Is it possible that what you see as your greatest strength – the secret of your success – may well be your biggest weakness?

Reed is direct

‘Reed’ prided himself on his directness, believing that a key to his success was that ‘people always know where they stand with me’.  When I spoke to his colleagues, it was clear that Reed was leaving a trail of carnage behind him. His ‘directness’, combined with his seniority, was leaving people feeling disempowered and disenfranchised.

Dexter is collaborative

‘Dexter’ described his leadership style as ‘collaborative’; enthusiastically articulating the reasons why a leadership approach of shared responsibility creates the best results. Clearly collaboration was one of Dexter’s strengths.

His executive team described his decision making style by saying ‘I just wish he would make a @#@#ing decision’ and ‘yet another meeting to make a decision he could make himself.’ A strength? Or a strength-in-excess?

Melanie reads body language

Melanie is skilled in reading body language. She is able to pick up the unspoken nuances in face-to-face conversation, and her peers call on her to decode the undercurrents of a meeting.

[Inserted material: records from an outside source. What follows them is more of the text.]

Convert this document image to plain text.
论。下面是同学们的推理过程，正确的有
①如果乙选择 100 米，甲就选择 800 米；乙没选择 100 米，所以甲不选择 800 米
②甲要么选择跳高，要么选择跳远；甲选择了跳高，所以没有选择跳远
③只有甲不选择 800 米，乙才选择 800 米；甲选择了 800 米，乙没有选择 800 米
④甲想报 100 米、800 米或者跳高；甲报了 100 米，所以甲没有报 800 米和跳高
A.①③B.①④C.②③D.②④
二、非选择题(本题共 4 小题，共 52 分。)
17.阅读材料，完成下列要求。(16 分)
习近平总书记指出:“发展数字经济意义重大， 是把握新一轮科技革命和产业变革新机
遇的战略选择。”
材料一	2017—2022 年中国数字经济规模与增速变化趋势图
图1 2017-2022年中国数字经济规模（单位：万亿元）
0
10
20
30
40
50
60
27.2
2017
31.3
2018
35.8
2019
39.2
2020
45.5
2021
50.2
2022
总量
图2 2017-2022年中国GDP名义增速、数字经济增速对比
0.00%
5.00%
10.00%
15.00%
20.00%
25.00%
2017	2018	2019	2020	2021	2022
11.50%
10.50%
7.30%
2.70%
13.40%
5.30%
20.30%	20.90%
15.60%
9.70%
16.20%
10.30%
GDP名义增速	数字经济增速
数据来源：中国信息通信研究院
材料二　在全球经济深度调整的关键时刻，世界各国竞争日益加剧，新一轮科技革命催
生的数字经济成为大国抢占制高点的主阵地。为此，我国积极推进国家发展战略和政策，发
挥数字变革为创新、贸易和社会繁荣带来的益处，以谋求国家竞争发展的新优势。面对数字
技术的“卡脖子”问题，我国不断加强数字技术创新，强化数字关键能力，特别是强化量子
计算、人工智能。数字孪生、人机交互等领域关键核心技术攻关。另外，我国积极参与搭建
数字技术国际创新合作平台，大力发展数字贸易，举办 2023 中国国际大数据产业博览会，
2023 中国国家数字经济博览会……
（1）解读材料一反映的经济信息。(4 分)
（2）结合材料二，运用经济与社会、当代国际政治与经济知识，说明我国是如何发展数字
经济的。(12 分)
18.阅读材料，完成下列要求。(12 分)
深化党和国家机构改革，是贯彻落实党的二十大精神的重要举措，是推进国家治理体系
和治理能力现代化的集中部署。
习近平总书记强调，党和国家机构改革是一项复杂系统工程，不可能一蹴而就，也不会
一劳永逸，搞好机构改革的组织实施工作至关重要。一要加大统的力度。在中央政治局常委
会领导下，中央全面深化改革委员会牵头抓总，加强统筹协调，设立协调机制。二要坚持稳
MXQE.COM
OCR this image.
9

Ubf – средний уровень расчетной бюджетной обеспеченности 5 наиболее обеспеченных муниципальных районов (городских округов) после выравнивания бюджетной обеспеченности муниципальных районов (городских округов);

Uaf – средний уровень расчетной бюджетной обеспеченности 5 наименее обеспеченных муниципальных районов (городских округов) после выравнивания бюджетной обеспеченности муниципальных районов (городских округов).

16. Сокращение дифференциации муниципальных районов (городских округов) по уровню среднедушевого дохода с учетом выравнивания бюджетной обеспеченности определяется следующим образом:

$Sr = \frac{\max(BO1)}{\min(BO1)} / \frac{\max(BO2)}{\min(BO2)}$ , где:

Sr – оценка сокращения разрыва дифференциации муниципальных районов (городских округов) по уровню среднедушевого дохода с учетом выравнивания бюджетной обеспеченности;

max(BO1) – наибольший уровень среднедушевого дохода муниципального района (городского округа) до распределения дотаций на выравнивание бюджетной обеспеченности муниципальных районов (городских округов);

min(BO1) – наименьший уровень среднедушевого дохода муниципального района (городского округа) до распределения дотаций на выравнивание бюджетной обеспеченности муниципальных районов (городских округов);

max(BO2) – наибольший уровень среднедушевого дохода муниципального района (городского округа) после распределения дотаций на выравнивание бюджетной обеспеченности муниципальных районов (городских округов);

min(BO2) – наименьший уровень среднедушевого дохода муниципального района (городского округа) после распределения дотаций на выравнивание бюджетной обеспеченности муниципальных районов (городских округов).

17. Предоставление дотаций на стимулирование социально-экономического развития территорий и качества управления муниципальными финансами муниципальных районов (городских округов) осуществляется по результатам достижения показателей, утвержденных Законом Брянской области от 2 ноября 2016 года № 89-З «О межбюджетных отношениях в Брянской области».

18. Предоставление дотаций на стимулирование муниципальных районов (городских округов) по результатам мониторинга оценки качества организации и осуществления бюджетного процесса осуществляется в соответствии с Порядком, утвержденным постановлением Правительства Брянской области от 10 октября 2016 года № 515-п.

When working with neutral or inexpressive communicators, Melanie flounders without the non-verbal signals that keep her connected to the conversation. She dreads teleconferences because not being able to see people, she is unable to ‘read’ them. This is problematic in a regional role where teleconferencing is part of daily business.


Is that quality you are so proud of a ‘strength’ or a ‘strength in excess’?

There is a fine line between a leadership asset and liability, and it can be very hard  to judge what side of the line we are on in our own leadership.